My youngest son is 26 years old, a college graduate, who has a job that requires him to supervisor other individuals. He lives on his own, pays his bills, is a leader in youth ministry at the church he attends and is capable of cooking very good meals. Sounds like an adult to me. Are there sons and daughters that make these decisions at a younger age with much less going for them, absolutely, but I believe the parental role and response should still be the same. That should be respect, encouragement, guidance and love.
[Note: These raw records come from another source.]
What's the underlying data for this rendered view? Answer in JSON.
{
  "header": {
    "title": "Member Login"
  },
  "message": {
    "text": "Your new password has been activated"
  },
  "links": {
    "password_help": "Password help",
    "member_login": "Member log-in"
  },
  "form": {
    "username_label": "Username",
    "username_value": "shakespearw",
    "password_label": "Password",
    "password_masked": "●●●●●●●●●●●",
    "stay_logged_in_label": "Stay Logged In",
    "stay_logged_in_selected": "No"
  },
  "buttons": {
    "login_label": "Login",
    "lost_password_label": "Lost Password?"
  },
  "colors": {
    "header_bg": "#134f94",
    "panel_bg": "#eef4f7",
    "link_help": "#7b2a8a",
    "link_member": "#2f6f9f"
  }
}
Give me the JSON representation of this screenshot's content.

Respect: My son is a man, not a child. He will always be my son, but he is no longer an individual making childlike decisions, therefore, he deserves to be treated as adult. When your children reach adult age and you want him/her to act like a mature adult, treat them like mature adults. Let them make decisions and respect the decisions they make. The choice to marry is my son's choice not mine. It is his life not mine. If you show respect, respect is usually what you get in return. This opens the door for healthy adult relations between a parent and adult child. Individuals that don't get respect or feel respect have no reason to seek out relationship.
Encouragement: The two hardest things I have ever done in life are also the two things that have brought me the most joy in life, being married and having children. Knowing much of what lies ahead for my son he will need all of the encouragement he can get. It is hard to be the person that is expected to meet many of the emotional needs of another person, not to mention all of the help around the house, running/assisting with finances, helping with kids (if so blessed), caring in times of illness, and hardest of all (at least for me) letting another person into my most personal life and thoughts. I want to be there, cheering my son onward, letting him know he can do it, reminding him to persevere, encouraging him. Which of us doesn't need these things and more?
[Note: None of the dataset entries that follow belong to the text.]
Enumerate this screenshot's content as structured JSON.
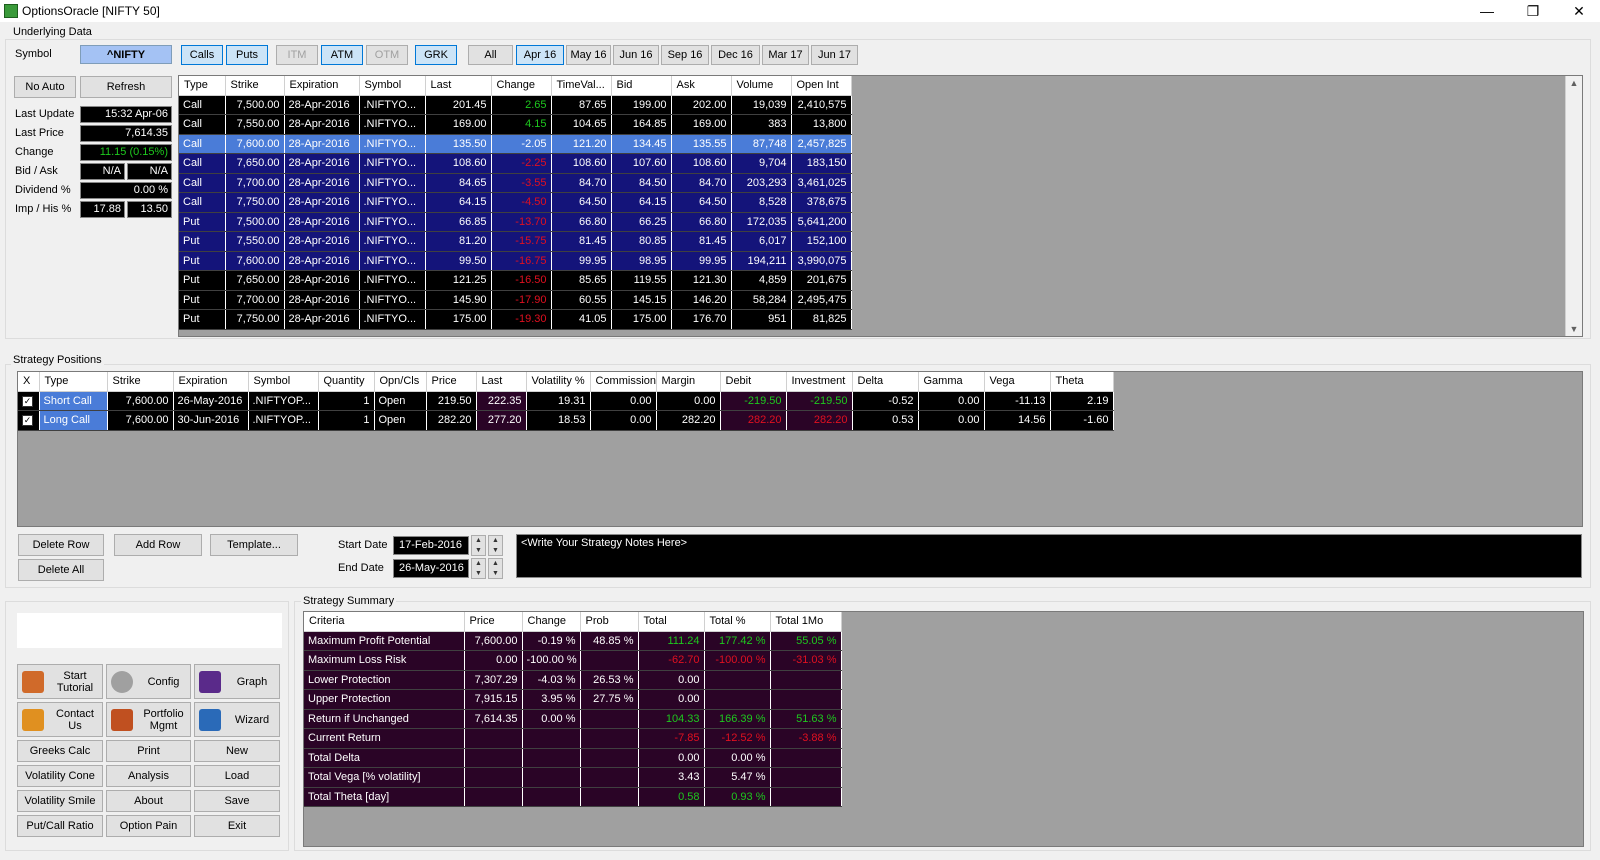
{
  "window": {
    "title": "OptionsOracle [NIFTY 50]",
    "minimize": "—",
    "restore": "❐",
    "close": "✕"
  },
  "underlying": {
    "group_label": "Underlying Data",
    "symbol_label": "Symbol",
    "symbol_value": "^NIFTY",
    "no_auto": "No Auto",
    "refresh": "Refresh",
    "last_update_label": "Last Update",
    "last_update": "15:32 Apr-06",
    "last_price_label": "Last Price",
    "last_price": "7,614.35",
    "change_label": "Change",
    "change": "11.15 (0.15%)",
    "bidask_label": "Bid / Ask",
    "bid": "N/A",
    "ask": "N/A",
    "dividend_label": "Dividend %",
    "dividend": "0.00 %",
    "imphis_label": "Imp / His %",
    "imp": "17.88",
    "his": "13.50"
  },
  "filters": {
    "calls": "Calls",
    "puts": "Puts",
    "itm": "ITM",
    "atm": "ATM",
    "otm": "OTM",
    "grk": "GRK",
    "all": "All",
    "apr16": "Apr 16",
    "may16": "May 16",
    "jun16": "Jun 16",
    "sep16": "Sep 16",
    "dec16": "Dec 16",
    "mar17": "Mar 17",
    "jun17": "Jun 17"
  },
  "options_table": {
    "headers": [
      "Type",
      "Strike",
      "Expiration",
      "Symbol",
      "Last",
      "Change",
      "TimeVal...",
      "Bid",
      "Ask",
      "Volume",
      "Open Int"
    ],
    "rows": [
      {
        "cells": [
          "Call",
          "7,500.00",
          "28-Apr-2016",
          ".NIFTYO...",
          "201.45",
          "2.65",
          "87.65",
          "199.00",
          "202.00",
          "19,039",
          "2,410,575"
        ],
        "style": "blk",
        "chg": "g"
      },
      {
        "cells": [
          "Call",
          "7,550.00",
          "28-Apr-2016",
          ".NIFTYO...",
          "169.00",
          "4.15",
          "104.65",
          "164.85",
          "169.00",
          "383",
          "13,800"
        ],
        "style": "blk",
        "chg": "g"
      },
      {
        "cells": [
          "Call",
          "7,600.00",
          "28-Apr-2016",
          ".NIFTYO...",
          "135.50",
          "-2.05",
          "121.20",
          "134.45",
          "135.55",
          "87,748",
          "2,457,825"
        ],
        "style": "hl",
        "chg": "w"
      },
      {
        "cells": [
          "Call",
          "7,650.00",
          "28-Apr-2016",
          ".NIFTYO...",
          "108.60",
          "-2.25",
          "108.60",
          "107.60",
          "108.60",
          "9,704",
          "183,150"
        ],
        "style": "blu",
        "chg": "rd"
      },
      {
        "cells": [
          "Call",
          "7,700.00",
          "28-Apr-2016",
          ".NIFTYO...",
          "84.65",
          "-3.55",
          "84.70",
          "84.50",
          "84.70",
          "203,293",
          "3,461,025"
        ],
        "style": "blu",
        "chg": "rd"
      },
      {
        "cells": [
          "Call",
          "7,750.00",
          "28-Apr-2016",
          ".NIFTYO...",
          "64.15",
          "-4.50",
          "64.50",
          "64.15",
          "64.50",
          "8,528",
          "378,675"
        ],
        "style": "blu",
        "chg": "rd"
      },
      {
        "cells": [
          "Put",
          "7,500.00",
          "28-Apr-2016",
          ".NIFTYO...",
          "66.85",
          "-13.70",
          "66.80",
          "66.25",
          "66.80",
          "172,035",
          "5,641,200"
        ],
        "style": "blu",
        "chg": "rd"
      },
      {
        "cells": [
          "Put",
          "7,550.00",
          "28-Apr-2016",
          ".NIFTYO...",
          "81.20",
          "-15.75",
          "81.45",
          "80.85",
          "81.45",
          "6,017",
          "152,100"
        ],
        "style": "blu",
        "chg": "rd"
      },
      {
        "cells": [
          "Put",
          "7,600.00",
          "28-Apr-2016",
          ".NIFTYO...",
          "99.50",
          "-16.75",
          "99.95",
          "98.95",
          "99.95",
          "194,211",
          "3,990,075"
        ],
        "style": "blu",
        "chg": "rd"
      },
      {
        "cells": [
          "Put",
          "7,650.00",
          "28-Apr-2016",
          ".NIFTYO...",
          "121.25",
          "-16.50",
          "85.65",
          "119.55",
          "121.30",
          "4,859",
          "201,675"
        ],
        "style": "blk",
        "chg": "rd"
      },
      {
        "cells": [
          "Put",
          "7,700.00",
          "28-Apr-2016",
          ".NIFTYO...",
          "145.90",
          "-17.90",
          "60.55",
          "145.15",
          "146.20",
          "58,284",
          "2,495,475"
        ],
        "style": "blk",
        "chg": "rd"
      },
      {
        "cells": [
          "Put",
          "7,750.00",
          "28-Apr-2016",
          ".NIFTYO...",
          "175.00",
          "-19.30",
          "41.05",
          "175.00",
          "176.70",
          "951",
          "81,825"
        ],
        "style": "blk",
        "chg": "rd"
      }
    ]
  },
  "positions": {
    "group_label": "Strategy Positions",
    "headers": [
      "X",
      "Type",
      "Strike",
      "Expiration",
      "Symbol",
      "Quantity",
      "Opn/Cls",
      "Price",
      "Last",
      "Volatility %",
      "Commission",
      "Margin",
      "Debit",
      "Investment",
      "Delta",
      "Gamma",
      "Vega",
      "Theta"
    ],
    "rows": [
      {
        "check": "✓",
        "cells": [
          "Short Call",
          "7,600.00",
          "26-May-2016",
          ".NIFTYOP...",
          "1",
          "Open",
          "219.50",
          "222.35",
          "19.31",
          "0.00",
          "0.00",
          "-219.50",
          "-219.50",
          "-0.52",
          "0.00",
          "-11.13",
          "2.19"
        ],
        "debit_color": "g",
        "inv_color": "g"
      },
      {
        "check": "✓",
        "cells": [
          "Long Call",
          "7,600.00",
          "30-Jun-2016",
          ".NIFTYOP...",
          "1",
          "Open",
          "282.20",
          "277.20",
          "18.53",
          "0.00",
          "282.20",
          "282.20",
          "282.20",
          "0.53",
          "0.00",
          "14.56",
          "-1.60"
        ],
        "debit_color": "rd",
        "inv_color": "rd"
      }
    ],
    "delete_row": "Delete Row",
    "add_row": "Add Row",
    "template": "Template...",
    "delete_all": "Delete All",
    "start_date_label": "Start Date",
    "start_date": "17-Feb-2016",
    "end_date_label": "End Date",
    "end_date": "26-May-2016",
    "notes": "<Write Your Strategy Notes Here>"
  },
  "tools": {
    "start_tutorial": "Start Tutorial",
    "config": "Config",
    "graph": "Graph",
    "contact_us": "Contact Us",
    "portfolio_mgmt": "Portfolio Mgmt",
    "wizard": "Wizard",
    "greeks_calc": "Greeks Calc",
    "print": "Print",
    "new": "New",
    "volatility_cone": "Volatility Cone",
    "analysis": "Analysis",
    "load": "Load",
    "volatility_smile": "Volatility Smile",
    "about": "About",
    "save": "Save",
    "put_call_ratio": "Put/Call Ratio",
    "option_pain": "Option Pain",
    "exit": "Exit"
  },
  "summary": {
    "group_label": "Strategy Summary",
    "headers": [
      "Criteria",
      "Price",
      "Change",
      "Prob",
      "Total",
      "Total %",
      "Total 1Mo"
    ],
    "rows": [
      {
        "cells": [
          "Maximum Profit Potential",
          "7,600.00",
          "-0.19 %",
          "48.85 %",
          "111.24",
          "177.42 %",
          "55.05 %"
        ],
        "colors": [
          "",
          "",
          "",
          "",
          "g",
          "g",
          "g"
        ]
      },
      {
        "cells": [
          "Maximum Loss Risk",
          "0.00",
          "-100.00 %",
          "",
          "-62.70",
          "-100.00 %",
          "-31.03 %"
        ],
        "colors": [
          "",
          "",
          "",
          "",
          "rd",
          "rd",
          "rd"
        ]
      },
      {
        "cells": [
          "Lower Protection",
          "7,307.29",
          "-4.03 %",
          "26.53 %",
          "0.00",
          "",
          ""
        ],
        "colors": [
          "",
          "",
          "",
          "",
          "",
          "",
          ""
        ]
      },
      {
        "cells": [
          "Upper Protection",
          "7,915.15",
          "3.95 %",
          "27.75 %",
          "0.00",
          "",
          ""
        ],
        "colors": [
          "",
          "",
          "",
          "",
          "",
          "",
          ""
        ]
      },
      {
        "cells": [
          "Return if Unchanged",
          "7,614.35",
          "0.00 %",
          "",
          "104.33",
          "166.39 %",
          "51.63 %"
        ],
        "colors": [
          "",
          "",
          "",
          "",
          "g",
          "g",
          "g"
        ]
      },
      {
        "cells": [
          "Current Return",
          "",
          "",
          "",
          "-7.85",
          "-12.52 %",
          "-3.88 %"
        ],
        "colors": [
          "",
          "",
          "",
          "",
          "rd",
          "rd",
          "rd"
        ]
      },
      {
        "cells": [
          "Total Delta",
          "",
          "",
          "",
          "0.00",
          "0.00 %",
          ""
        ],
        "colors": [
          "",
          "",
          "",
          "",
          "",
          "",
          ""
        ]
      },
      {
        "cells": [
          "Total Vega [% volatility]",
          "",
          "",
          "",
          "3.43",
          "5.47 %",
          ""
        ],
        "colors": [
          "",
          "",
          "",
          "",
          "",
          "",
          ""
        ]
      },
      {
        "cells": [
          "Total Theta [day]",
          "",
          "",
          "",
          "0.58",
          "0.93 %",
          ""
        ],
        "colors": [
          "",
          "",
          "",
          "",
          "g",
          "g",
          ""
        ]
      }
    ]
  },
  "colors": {
    "green": "#1ec81e",
    "red": "#e01020",
    "purple_row": "#2a0426",
    "blue_row": "#14147a",
    "highlight": "#4a7cd8"
  }
}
Guidance: Guidance can only be given when another individual respects you and understands that any problem brought to you will be treated with dignity and followed up with encouragement. It is important to remember guidance is not an order or directive. It is a sharing of experience and wisdom. Give options, but leave the final decision up to your son or daughter. If you don't agree with the direction he/she picks keep it to your self. If the decision backfires, be there to help pick up the pieces and avoid the "I told you so" trap. They will know that without being told and embarrassed.
Love: Selfless commitment to another. Any questions?